- Nevado de Chañi Location within Argentina

Highest point
- Elevation: 5,930 m (19,460 ft)
- Prominence: 2,166 m (7,106 ft)
- Listing: Ultra
- Coordinates: 24°03′48″S 65°44′45″W﻿ / ﻿24.06333°S 65.74583°W

Geography
- Location: Junjuy, Argentina
- Parent range: Andes

= Nevado de Chañi =

Mountain in Argentina

Nevado de Chañi is a mountain in the Andes of the Jujuy Province in Argentina. It has a height of 5,949 metres. It lies at about 50 km northwest of San Salvador de Jujuy.

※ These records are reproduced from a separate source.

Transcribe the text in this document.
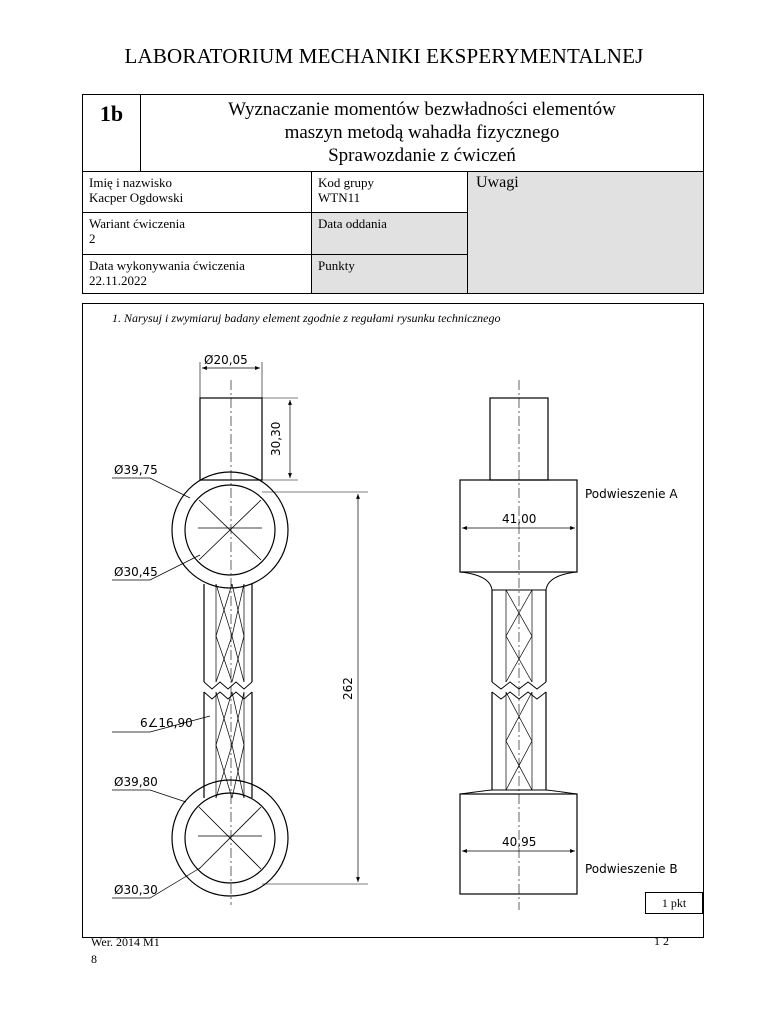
LABORATORIUM MECHANIKI EKSPERYMENTALNEJ
1b	Wyznaczanie momentów bezwładności elementów
maszyn metodą wahadła fizycznego
Sprawozdanie z ćwiczeń
Imię i nazwisko
Kacper Ogdowski
Kod grupy
WTN11
Uwagi
Wariant ćwiczenia
2
Data oddania
Data wykonywania ćwiczenia
22.11.2022
Punkty
1. Narysuj i zwymiaruj badany element zgodnie z regułami rysunku technicznego
Ø20,05
30,30
Ø39,75
Ø30,45
262
6∠16,90
Ø39,80
Ø30,30
41,00
40,95
Podwieszenie A
Podwieszenie B
1 pkt
Wer. 2014 M1
8
1 2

The Nevado de Chañi is a compact mountain group located between the meridians of longitude West 65º42’ and 65º48’ and the parallels of latitude South 24º00’ and 24º10’. The main summit (according to the last available surveys) is 5,949m (24º03’S and 65º44’W) and it is the highest point in the province of Jujuy. There is some confusion about the height of the mountain. Official, but old, official surveys from the Argentine IGM (the military geographic institute) give a height of 6,200 which is an exaggeration. Some more recent surveys give about 5,900. The height of 5,949 has been measured many times with modern global positioning systems by summiteers since the early 2000s.

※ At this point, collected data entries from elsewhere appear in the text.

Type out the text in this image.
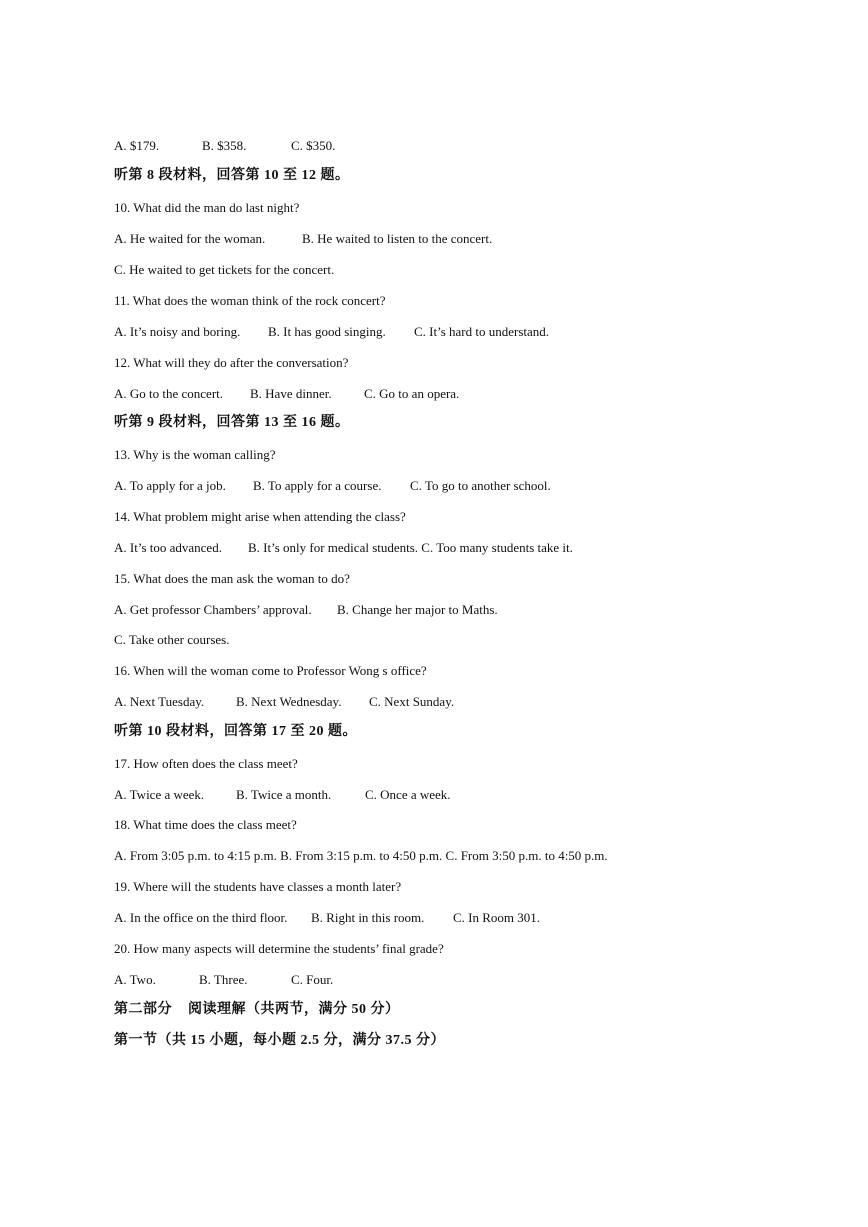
A. $179.	B. $358.	C. $350.
听第 8 段材料，回答第 10 至 12 题。
10. What did the man do last night?
A. He waited for the woman.	B. He waited to listen to the concert.
C. He waited to get tickets for the concert.
11. What does the woman think of the rock concert?
A. It’s noisy and boring. B. It has good singing. C. It’s hard to understand.
12. What will they do after the conversation?
A. Go to the concert. B. Have dinner. C. Go to an opera.
听第 9 段材料，回答第 13 至 16 题。
13. Why is the woman calling?
A. To apply for a job. B. To apply for a course. C. To go to another school.
14. What problem might arise when attending the class?
A. It’s too advanced. B. It’s only for medical students. C. Too many students take it.
15. What does the man ask the woman to do?
A. Get professor Chambers’ approval. B. Change her major to Maths.
C. Take other courses.
16. When will the woman come to Professor Wong s office?
A. Next Tuesday. B. Next Wednesday. C. Next Sunday.
听第 10 段材料，回答第 17 至 20 题。
17. How often does the class meet?
A. Twice a week. B. Twice a month.	C. Once a week.
18. What time does the class meet?
A. From 3:05 p.m. to 4:15 p.m. B. From 3:15 p.m. to 4:50 p.m. C. From 3:50 p.m. to 4:50 p.m.
19. Where will the students have classes a month later?
A. In the office on the third floor. B. Right in this room. C. In Room 301.
20. How many aspects will determine the students’ final grade?
A. Two.	B. Three.	C. Four.
第二部分    阅读理解（共两节，满分 50 分）
第一节（共 15 小题，每小题 2.5 分，满分 37.5 分）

Nevado de Chañi is the physical limit between the provinces of Jujuy and Salta. Many peaks higher than 5,000m are part of the group, such as the Cerro Paño (5.517 m) and Nevado del Castillo (5.565 m). The highest summit of Nevado de Chañi is named Cumbre General Belgrano. The normal route to the main summit is by the east side and is technically easy. On the south face there are challenging routes on mixed ground (D to TD) with some interesting Scottish climbing. The mountain is frequently climbed by its normal route but on the south face there have been only 5 or 6 recorded ascents as of July 2007. This mountain group is made of relatively compact granite, the only exception in the North of Argentina. Several technical routes waiting for a first ascents are located in the area.